Opinión

Salir del túnel

El estilita / Radio Coruña

A Coruña

Estaba sentado en mi mesa cuando sonó el teléfono. Si has leído mis textos alguna vez, te habrás dado cuenta de que muchas de las historias que cuento comienzan así, pero es que me pasa a menudo. La mayor parte de las veces se trata de alguien de un gabinete de prensa, que quiere estar segura de que ha llegado el correo que acaba de enviar, pero a veces me llevo una sorpresa. El teléfono negro, viejo, de números borrosos por el roce de mis dedos durante tantos años, parpadeaba enfadado con una luz roja tratando de llamar mi atención. Suspiré, cogí el auricular y me lo coloqué en la oreja como quien se pone una pistola en la sien.

Resultó ser una de las otras llamadas. La voz al otro lado de la línea sonaba mayor, así que me recliné en la silla. Los viejos suelen alargarse mucho. Por supuesto, no se identificó: casi ninguno lo hace. Me dijo (hablaba con un ligero ceceo) que había escrito algo que quería que publicáramos, pero no quería que fuera en la sección de cartas al director. Le dije que aquello no entraba dentro de lo habitual, pero insistió. Intenté cortar por lo sano. “Puede enviarnos un correo, lo leeremos y ya le diremos algo”, le ofrecí con total insinceridad. Pero no aceptó. “No quiero que vaya circulando por ahí”. Mis peores temores se confirmaban: me encontraba ante un idiota. Probablemente creía que había escrito una especie de obra maestra y tenía miedo de que acabara en alguna página web, retuiteada hasta el infinito. Sin duda, un trabajo tan excelente como el suyo merecía ser inmortalizado en letras de molde.

“Resulta que vi algo escrito en una pared, una pintada y me hizo reflexionar”, me aclaró. “Comprendo”, mentí descaradamente. Aquel fulano había tenido una especie de revelación y quería compartirla con el mundo, con la esperanza de que hiciera reflexionar a la gente. Por eso, y porque pretendía presentarla en un concurso y solo admitían trabajos publicados. Para colmo, insistió en venir a la redacción y leérmela en voz alta. Aquello era demasiado. Le dije que yo no era el tipo adecuado, que quien se encargaba de eso era el director, o la subdirectora, y que ella nunca aceptaría escucharle, porque era una persona extremadamente desagradable. No hubo manera.

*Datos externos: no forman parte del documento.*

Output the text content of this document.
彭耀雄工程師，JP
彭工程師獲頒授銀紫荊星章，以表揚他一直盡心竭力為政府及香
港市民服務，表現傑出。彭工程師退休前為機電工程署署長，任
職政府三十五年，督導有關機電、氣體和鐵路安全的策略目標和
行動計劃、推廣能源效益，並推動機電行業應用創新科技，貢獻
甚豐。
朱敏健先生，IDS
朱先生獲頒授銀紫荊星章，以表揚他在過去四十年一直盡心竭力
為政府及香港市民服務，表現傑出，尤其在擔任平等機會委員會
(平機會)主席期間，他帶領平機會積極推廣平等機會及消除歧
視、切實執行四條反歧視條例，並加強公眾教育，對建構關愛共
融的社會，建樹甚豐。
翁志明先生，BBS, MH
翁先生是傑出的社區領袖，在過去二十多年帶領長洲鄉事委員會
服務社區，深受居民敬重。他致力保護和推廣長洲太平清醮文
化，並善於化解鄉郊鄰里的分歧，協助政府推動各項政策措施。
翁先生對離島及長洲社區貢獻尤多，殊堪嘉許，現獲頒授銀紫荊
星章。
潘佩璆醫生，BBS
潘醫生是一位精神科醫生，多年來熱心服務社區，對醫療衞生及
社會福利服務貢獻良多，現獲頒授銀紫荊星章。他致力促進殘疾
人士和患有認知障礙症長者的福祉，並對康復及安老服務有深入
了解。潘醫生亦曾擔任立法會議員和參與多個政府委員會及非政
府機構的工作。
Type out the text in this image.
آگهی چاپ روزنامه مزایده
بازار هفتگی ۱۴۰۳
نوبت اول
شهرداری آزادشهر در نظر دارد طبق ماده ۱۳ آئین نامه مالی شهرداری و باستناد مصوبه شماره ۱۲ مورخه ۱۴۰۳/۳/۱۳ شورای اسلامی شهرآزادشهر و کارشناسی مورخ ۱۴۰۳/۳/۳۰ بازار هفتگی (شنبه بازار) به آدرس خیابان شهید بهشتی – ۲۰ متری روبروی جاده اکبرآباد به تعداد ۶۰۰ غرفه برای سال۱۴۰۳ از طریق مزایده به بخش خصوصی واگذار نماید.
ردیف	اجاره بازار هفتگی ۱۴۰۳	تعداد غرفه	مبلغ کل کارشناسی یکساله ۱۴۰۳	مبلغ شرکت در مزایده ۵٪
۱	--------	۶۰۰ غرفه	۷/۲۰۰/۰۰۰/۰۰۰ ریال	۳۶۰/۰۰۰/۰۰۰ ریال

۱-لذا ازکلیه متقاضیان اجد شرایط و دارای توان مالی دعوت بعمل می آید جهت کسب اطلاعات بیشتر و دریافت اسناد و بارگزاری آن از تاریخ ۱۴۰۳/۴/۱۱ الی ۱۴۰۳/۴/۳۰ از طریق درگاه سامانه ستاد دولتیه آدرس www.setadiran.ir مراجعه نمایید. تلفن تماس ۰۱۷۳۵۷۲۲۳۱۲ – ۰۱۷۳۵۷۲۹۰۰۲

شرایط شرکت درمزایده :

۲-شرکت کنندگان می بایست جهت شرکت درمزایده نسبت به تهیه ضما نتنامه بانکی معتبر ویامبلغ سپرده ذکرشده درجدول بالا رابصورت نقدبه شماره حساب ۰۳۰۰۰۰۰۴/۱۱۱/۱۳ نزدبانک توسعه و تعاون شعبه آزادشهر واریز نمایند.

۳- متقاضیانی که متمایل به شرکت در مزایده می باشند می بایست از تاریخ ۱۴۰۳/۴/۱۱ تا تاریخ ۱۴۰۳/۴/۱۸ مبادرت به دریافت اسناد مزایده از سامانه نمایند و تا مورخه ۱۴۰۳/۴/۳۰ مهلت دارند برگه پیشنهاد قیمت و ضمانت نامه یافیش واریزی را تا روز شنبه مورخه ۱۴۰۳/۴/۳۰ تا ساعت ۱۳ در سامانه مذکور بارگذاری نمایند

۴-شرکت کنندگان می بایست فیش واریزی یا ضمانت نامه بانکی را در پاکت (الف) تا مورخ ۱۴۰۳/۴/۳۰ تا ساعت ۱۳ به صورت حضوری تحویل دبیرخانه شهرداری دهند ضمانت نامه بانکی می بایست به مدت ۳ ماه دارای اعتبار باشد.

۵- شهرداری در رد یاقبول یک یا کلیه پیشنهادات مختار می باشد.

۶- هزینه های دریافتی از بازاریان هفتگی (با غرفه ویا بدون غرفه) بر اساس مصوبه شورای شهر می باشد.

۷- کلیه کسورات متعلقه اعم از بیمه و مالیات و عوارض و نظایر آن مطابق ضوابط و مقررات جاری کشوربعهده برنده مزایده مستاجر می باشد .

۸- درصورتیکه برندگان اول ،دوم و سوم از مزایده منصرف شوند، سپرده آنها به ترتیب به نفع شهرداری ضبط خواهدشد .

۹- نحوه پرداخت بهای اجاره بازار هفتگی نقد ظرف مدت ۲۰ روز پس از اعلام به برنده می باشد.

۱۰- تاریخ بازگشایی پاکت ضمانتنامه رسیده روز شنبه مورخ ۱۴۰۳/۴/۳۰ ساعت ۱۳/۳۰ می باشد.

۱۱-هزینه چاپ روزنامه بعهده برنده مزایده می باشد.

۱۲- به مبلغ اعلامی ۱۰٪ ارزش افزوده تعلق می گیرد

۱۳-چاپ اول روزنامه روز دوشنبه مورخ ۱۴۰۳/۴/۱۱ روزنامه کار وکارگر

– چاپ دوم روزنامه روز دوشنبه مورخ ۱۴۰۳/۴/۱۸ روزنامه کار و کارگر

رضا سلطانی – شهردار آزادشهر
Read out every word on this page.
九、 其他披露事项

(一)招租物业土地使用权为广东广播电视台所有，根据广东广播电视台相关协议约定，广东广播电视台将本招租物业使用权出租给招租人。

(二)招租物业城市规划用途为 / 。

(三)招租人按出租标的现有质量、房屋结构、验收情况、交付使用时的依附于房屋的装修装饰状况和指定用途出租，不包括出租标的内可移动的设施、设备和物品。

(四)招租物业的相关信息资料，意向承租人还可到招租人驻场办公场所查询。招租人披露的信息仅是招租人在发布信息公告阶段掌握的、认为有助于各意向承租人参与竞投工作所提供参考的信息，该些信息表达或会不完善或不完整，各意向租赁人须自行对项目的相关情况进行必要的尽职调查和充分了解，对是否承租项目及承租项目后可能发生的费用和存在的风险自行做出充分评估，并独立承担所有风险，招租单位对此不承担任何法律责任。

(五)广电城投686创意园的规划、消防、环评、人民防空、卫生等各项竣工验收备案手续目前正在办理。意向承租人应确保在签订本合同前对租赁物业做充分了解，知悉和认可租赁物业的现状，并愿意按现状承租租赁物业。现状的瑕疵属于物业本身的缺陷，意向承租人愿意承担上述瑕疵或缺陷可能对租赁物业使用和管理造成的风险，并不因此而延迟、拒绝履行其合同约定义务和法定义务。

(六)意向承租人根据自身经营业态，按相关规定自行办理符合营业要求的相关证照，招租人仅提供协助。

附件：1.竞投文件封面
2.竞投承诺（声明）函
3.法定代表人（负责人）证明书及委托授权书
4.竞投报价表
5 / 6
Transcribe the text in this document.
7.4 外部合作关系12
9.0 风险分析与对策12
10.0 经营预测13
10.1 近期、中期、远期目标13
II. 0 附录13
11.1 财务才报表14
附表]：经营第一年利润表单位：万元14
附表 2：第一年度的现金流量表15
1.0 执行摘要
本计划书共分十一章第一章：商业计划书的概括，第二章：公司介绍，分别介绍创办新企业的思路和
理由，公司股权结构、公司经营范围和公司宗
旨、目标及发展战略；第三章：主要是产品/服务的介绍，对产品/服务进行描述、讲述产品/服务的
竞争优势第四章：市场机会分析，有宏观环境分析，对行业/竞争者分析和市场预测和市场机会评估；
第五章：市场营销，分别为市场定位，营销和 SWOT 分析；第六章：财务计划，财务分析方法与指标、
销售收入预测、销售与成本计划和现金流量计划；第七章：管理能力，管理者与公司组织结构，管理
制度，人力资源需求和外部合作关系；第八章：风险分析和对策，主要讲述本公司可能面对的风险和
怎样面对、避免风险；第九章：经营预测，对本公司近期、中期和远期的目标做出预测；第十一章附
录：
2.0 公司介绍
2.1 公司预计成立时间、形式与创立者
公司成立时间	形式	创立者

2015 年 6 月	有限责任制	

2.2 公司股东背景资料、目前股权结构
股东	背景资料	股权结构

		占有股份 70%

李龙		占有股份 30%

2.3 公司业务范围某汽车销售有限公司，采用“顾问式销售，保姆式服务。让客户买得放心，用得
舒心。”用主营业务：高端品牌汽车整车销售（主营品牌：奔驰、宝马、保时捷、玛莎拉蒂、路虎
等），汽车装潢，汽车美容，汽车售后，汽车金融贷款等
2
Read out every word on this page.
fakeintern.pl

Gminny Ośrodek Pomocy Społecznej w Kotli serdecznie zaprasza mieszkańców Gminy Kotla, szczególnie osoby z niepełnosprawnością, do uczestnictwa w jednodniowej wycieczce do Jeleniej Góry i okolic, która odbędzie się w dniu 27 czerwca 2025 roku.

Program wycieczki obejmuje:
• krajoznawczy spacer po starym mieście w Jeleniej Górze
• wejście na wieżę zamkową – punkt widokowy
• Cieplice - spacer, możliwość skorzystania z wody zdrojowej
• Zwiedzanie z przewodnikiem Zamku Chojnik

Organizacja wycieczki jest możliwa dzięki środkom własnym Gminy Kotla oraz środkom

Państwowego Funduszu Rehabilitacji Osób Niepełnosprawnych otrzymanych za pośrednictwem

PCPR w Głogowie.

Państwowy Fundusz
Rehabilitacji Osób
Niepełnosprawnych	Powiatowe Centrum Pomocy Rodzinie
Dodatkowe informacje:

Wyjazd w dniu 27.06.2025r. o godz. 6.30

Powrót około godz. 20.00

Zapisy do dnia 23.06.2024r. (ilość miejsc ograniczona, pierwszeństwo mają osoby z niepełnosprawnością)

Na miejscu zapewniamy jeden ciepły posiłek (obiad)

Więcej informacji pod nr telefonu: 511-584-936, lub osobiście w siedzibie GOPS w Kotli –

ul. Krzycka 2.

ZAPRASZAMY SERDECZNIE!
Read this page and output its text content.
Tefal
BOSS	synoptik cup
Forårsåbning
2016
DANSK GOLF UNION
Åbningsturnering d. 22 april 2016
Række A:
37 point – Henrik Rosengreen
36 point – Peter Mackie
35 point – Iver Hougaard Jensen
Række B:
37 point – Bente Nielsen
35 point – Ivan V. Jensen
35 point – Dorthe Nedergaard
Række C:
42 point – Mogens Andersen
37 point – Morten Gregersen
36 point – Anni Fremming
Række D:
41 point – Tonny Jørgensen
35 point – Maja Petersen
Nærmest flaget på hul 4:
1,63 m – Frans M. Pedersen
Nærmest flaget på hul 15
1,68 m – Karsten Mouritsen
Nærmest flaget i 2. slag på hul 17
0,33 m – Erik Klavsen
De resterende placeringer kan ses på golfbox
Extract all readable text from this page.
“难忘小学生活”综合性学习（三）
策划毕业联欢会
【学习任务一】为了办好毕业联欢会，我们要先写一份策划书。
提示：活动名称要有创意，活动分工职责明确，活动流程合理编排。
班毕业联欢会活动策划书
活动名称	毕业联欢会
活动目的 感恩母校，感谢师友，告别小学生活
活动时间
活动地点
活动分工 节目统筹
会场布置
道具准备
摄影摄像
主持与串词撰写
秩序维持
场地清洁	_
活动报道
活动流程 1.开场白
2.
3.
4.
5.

Al final, acordamos que podría pasarse cinco minutos para que pudiera escucharle al día siguiente, aprovechando que era festivo, y que no tenía mucho trabajo. Se lo conté a mi jefa y le sugerí que fuera ella quien le escuchara, pero se rió de mí. Creo que fue el Día del Pilar. Vino a las cinco y media, y salí a la calle para recibirle. Era, efectivamente, un tipo mayor, pero no tanto como yo había creído. Tendría unos sesenta y tantos años, barba gris, unas gafas cuadradas y una enorme boina, de esas que lleva gente con ínfulas de artista. Aquello pintaba mal, pero me mostré educado y le llevé hasta la sala de reuniones, en donde sacó de una mochila una carpeta con varios folios. Antes de empezar me enseñó una foto de la pintada en cuestión: se encontraba en el túnel de Os Castros, que atravesaba a menudo y rezaba “Vivimos en una demomafia”.

Miré la foto y luego a él, fijamente. Me explicó que su idea consistía en que la foto acompañara el artículo, y luego comenzó a leerlo. Resultó ser una larga disertación sobre la pintada, y cómo le había hecho pensar sobre lo importante que es la regeneración democrática, cómo habíamos llegado a aquella situación, quiénes eran los responsables, qué mecanismos debían habilitarse para que se recuperara la fe del pueblo en la democracia. No escribía mal, y leía pausadamente, como si lo hubiera practicado de antemano, pero pasaba una cuartilla tras otra y aquello parecía no acabar nunca. Cuando por fin lo hizo, se quedó mirándome por encima de las gafas, esperando mi veredicto.

La boina estaba a mi alcance, sobre la mesa. Podía haberle corrido a gorrazos por toda la redacción pero, digan lo que digan de mí, puedo demostrar tacto cuando es necesario. Le dije que estaba bien redactado, pero que era demasiado largo y que comprendía que un artista como él no querría mutilar su obra y lo que es más, lo dije sin reírme. El tipo me dijo que había calculado la extensión tomando como ejemplo una de las columnas de El Semanal. Casi me atraganto, pero le respondí que había errado en sus cálculos, que aquello era para escritores como Prada o Reverte y le acompañé a la salida. Fue como ver la luz al final del túnel.